1

I'm trying to choose a configuration management system for 500-2000 very-geographically-distributed hosts. Due to varying network reliability, it's possible that a number of hosts may be temporarily unavailable at any given time. For this reason, my initial choice was Chef, since it uses a "pull" model, and when hosts come online and check in, they'll immediately get current configuration.

However, if my hosts only poll the Chef server for new configuration every 30 minutes, rapid deployments are impossible. Also, I am not a Rubyist. I would prefer to use a push-based model, where I can push configuration to hosts as rapidly as possible. So, the natural choices seem to be Ansible or SaltStack (probably SaltStack). But my question is: How do Ansible and SaltStack handle failed or down hosts? Is there some way to keep retrying a push forever until a host comes back online? Are there existing patterns for properly handling eventual consistency of down-hosts with either of these tools? Thanks!

Will
  • 1,127
  • 10
  • 25

3 Answers3

2

I can only answer this for Ansible.

Ansible itself does not handle hosts which are not reachable. It will try to connect and once and if this is not possible the host is thrown out of the current play. But Ansible gives you some tools to deal with this yourelf.

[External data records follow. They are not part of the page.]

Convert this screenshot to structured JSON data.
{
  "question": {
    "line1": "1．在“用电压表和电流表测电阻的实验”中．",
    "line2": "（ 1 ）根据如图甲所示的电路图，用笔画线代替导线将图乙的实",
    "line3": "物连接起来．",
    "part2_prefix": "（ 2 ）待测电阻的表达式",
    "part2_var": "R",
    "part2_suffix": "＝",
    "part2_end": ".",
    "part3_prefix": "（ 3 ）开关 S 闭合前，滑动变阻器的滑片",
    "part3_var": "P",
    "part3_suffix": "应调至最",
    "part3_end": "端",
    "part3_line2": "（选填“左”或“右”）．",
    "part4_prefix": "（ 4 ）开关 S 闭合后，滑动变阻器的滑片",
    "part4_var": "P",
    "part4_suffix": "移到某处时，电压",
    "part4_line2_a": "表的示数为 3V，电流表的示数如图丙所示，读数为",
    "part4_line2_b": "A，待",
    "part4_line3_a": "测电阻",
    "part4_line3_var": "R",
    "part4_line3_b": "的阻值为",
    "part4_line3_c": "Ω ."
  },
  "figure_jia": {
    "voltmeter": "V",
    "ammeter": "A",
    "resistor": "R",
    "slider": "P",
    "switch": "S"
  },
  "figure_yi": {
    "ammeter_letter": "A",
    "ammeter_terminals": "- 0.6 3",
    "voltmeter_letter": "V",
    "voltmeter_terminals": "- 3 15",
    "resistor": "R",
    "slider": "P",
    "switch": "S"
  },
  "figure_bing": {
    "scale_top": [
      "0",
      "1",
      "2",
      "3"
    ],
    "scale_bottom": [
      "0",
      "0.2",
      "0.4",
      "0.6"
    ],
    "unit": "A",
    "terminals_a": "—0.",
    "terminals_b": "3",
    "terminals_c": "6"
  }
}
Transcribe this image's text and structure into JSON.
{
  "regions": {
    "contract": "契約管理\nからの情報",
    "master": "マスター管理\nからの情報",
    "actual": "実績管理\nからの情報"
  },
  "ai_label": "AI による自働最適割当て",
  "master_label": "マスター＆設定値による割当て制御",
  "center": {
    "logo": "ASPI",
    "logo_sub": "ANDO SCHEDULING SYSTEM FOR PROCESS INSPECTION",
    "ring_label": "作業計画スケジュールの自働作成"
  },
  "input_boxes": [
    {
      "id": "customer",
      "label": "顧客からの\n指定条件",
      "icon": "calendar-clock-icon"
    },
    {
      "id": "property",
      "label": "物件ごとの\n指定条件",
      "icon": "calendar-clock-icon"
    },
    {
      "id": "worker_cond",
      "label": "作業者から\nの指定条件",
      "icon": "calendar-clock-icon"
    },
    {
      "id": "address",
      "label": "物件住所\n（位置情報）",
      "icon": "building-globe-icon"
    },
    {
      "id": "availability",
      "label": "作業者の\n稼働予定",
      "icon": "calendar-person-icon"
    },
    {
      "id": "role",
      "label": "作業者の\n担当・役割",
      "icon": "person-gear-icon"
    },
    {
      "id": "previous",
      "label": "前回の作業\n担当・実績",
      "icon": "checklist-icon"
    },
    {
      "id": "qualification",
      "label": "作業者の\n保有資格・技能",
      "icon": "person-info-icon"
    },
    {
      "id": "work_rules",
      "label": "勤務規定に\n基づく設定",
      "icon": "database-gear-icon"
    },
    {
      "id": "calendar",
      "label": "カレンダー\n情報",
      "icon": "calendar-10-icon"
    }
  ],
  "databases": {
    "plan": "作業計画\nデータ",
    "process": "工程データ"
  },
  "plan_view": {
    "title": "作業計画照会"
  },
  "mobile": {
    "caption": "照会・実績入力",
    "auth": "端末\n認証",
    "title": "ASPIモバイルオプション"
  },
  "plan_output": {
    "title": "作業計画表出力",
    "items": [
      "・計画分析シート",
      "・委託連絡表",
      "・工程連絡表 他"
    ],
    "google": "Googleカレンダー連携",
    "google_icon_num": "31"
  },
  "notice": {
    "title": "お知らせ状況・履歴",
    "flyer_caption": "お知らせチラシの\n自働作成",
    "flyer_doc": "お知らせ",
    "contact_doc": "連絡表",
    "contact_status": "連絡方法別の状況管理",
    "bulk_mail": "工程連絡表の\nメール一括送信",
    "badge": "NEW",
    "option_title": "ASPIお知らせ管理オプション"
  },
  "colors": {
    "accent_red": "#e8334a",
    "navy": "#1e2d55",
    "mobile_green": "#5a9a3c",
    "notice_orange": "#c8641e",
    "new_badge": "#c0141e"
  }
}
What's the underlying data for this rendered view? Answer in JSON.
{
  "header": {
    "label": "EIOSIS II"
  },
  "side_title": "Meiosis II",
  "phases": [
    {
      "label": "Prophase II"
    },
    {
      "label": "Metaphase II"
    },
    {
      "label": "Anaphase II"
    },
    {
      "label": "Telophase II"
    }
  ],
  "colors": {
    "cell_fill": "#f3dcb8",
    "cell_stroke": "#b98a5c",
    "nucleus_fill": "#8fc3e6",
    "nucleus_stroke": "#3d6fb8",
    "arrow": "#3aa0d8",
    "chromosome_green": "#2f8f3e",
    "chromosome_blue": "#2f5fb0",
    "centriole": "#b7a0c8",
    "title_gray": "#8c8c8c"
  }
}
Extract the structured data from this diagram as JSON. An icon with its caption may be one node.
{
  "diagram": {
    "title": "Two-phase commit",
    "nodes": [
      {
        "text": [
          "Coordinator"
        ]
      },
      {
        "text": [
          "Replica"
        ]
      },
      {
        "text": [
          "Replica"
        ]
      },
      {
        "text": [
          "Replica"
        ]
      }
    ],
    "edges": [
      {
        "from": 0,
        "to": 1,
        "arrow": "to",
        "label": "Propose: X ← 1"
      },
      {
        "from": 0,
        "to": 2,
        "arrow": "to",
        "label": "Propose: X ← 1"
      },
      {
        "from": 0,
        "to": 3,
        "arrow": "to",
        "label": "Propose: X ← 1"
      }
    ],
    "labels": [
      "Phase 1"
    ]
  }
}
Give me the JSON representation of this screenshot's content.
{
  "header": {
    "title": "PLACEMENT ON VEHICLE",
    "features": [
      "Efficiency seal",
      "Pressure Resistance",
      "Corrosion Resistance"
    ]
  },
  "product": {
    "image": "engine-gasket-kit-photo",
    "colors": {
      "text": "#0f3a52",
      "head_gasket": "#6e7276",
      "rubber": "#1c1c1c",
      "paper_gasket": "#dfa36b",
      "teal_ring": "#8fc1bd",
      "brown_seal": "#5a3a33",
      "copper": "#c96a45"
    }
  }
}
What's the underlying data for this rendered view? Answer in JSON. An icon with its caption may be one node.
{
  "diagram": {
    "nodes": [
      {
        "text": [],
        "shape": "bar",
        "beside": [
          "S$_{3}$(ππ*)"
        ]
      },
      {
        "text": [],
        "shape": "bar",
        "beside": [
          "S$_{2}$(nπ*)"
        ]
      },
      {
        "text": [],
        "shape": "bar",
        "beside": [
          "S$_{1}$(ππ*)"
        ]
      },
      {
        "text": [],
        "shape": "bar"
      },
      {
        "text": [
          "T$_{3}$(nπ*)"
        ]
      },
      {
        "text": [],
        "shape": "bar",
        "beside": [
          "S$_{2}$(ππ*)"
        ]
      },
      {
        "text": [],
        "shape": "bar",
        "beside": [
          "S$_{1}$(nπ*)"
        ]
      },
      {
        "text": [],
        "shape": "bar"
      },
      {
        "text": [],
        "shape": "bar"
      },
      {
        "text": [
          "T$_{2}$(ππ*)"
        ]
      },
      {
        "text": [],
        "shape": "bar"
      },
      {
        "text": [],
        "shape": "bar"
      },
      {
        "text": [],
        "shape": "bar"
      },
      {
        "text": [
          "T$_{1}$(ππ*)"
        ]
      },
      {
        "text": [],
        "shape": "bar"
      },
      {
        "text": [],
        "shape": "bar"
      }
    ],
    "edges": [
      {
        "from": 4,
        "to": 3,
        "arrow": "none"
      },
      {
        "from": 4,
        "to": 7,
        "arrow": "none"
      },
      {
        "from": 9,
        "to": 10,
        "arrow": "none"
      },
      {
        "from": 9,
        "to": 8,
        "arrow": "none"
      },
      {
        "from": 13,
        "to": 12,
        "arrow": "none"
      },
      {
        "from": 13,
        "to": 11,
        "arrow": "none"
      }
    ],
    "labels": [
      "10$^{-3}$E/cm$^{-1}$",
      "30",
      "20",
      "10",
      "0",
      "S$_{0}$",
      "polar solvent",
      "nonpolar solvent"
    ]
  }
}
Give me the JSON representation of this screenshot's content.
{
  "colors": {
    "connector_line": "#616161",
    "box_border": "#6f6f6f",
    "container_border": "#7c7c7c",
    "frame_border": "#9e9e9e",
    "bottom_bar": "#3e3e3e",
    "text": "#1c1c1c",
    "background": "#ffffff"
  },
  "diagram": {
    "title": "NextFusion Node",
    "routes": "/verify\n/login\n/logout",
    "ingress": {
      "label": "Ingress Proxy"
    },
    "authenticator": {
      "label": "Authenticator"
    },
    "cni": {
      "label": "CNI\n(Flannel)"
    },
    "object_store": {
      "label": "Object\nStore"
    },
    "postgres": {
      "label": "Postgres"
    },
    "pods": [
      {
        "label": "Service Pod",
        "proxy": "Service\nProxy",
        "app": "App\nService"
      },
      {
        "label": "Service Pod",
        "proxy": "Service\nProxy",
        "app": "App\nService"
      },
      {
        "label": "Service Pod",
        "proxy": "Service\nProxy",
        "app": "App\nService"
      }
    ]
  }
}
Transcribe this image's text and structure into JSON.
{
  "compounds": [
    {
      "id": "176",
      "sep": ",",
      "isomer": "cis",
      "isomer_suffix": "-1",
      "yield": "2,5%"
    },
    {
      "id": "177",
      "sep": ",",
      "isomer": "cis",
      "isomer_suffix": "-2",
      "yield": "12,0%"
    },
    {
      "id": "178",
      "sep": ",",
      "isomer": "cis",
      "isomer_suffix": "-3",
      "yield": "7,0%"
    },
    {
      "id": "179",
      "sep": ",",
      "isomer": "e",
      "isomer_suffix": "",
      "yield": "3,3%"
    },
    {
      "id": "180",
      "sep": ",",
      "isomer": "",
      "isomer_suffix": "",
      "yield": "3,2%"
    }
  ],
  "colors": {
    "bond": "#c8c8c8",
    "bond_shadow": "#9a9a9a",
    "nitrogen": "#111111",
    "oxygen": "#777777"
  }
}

First there is the wait_for module. With this you could wait with a very high timeout until the hosts are available.

- wait_for:
    port: 22
    delay: 10
    timeout: 3600
    host: "{{ inventory_hostname }}"
  delegate_to: localhost

This alone though would be a problem when you run the play, because Ansible by default would not process any further tasks until all hosts pass this task. Which is contra-productive in this case. According to your description the first hosts could be again unavailable when the last host finally was reachable.

For this to solve you need to use Ansible 2, which has a new feature called strategies. strategy: free allows you to run every task as fast as possible, which means it runs all tasks as soon as the host is available.

Still, a connection could go down and in this case there is no built-in way to automatically retry. If the ssh connection can not be established a fatal error will be thrown for this host and since Ansible ~1.9. there is no way to catch this kind of connection error. That does not affect other hosts though, they will all play fine.

You can retry though. Failed hosts will be stored in a file <playbook-name>.retry next to the playbook itself. To retry only failed hosts you then could run:

ansible-playbook ... --limit @<playbook-name>.retry
udondan
  • 2,001
  • 14
  • 18
  • Very very informative, thanks! I suppose a script or daemon could just keep trying to run against `hosts.retry`... – Will Feb 24 '16 at 07:09
2

Salt runs in a pull model from the nodes to the master. You can issue global commands from the master like

salt 'api*.domain.com` state.highstate

That will run a highstate on all hosts that has a id(hostname) of api*.domain.com. A highstate is like a full chef run.

Usually by default people will either have the master schedule highstate runs on minions or they will run the schedule on the minions themselves to say run a highstate every 10 minutes.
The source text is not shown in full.